The USD caught some fresh bids during the early part of the European session and pushed the USD/JPY pair back closer to the 114.10-15 area, or one-week tops touched earlier this Thursday.
The pair built on the previous day's hotter-than-expected US CPI-inspired strong rally of around 125 pips from one-month lows and edged higher for the second successive day. The momentum was exclusively sponsored by the prevalent strong bullish sentiment surrounding the US dollar, which remained well supported by prospects for an early policy tightening by the Fed.
The US consumer prices in October rose at the fastest annual pace since 1990 and fueled speculations that the Fed would adopt a more aggressive policy response to contain rising inflationary pressures. In fact, the Fed funds futures market indicate that the first-rate hike could come as soon as July 2022, which continued acting as a tailwind for the greenback.

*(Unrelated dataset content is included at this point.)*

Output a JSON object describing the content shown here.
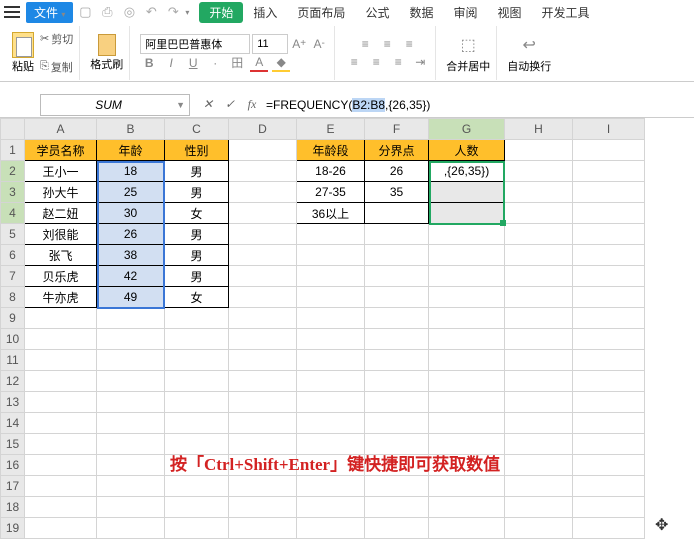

Meanwhile, the repricing of the likely timing for an eventual Fed rate hike move triggered a massive rally in the US Treasury bond yields on Wednesday. This was seen as another factor that provided an additional boost to the USD/JPY pair. That said, the cautious market mood underpinned the safe-haven Japanese yen and kept a lid on any further gains, at last for now.
Moreover, relatively thin liquidity conditions, on the back of a bank holiday in the US, further held traders from placing aggressive bets. Hence, it will be prudent to wait for a strong follow-through buying beyond the 114.40-50 region before positioning for any further appreciating move amid slightly overbought RSI on intraday charts.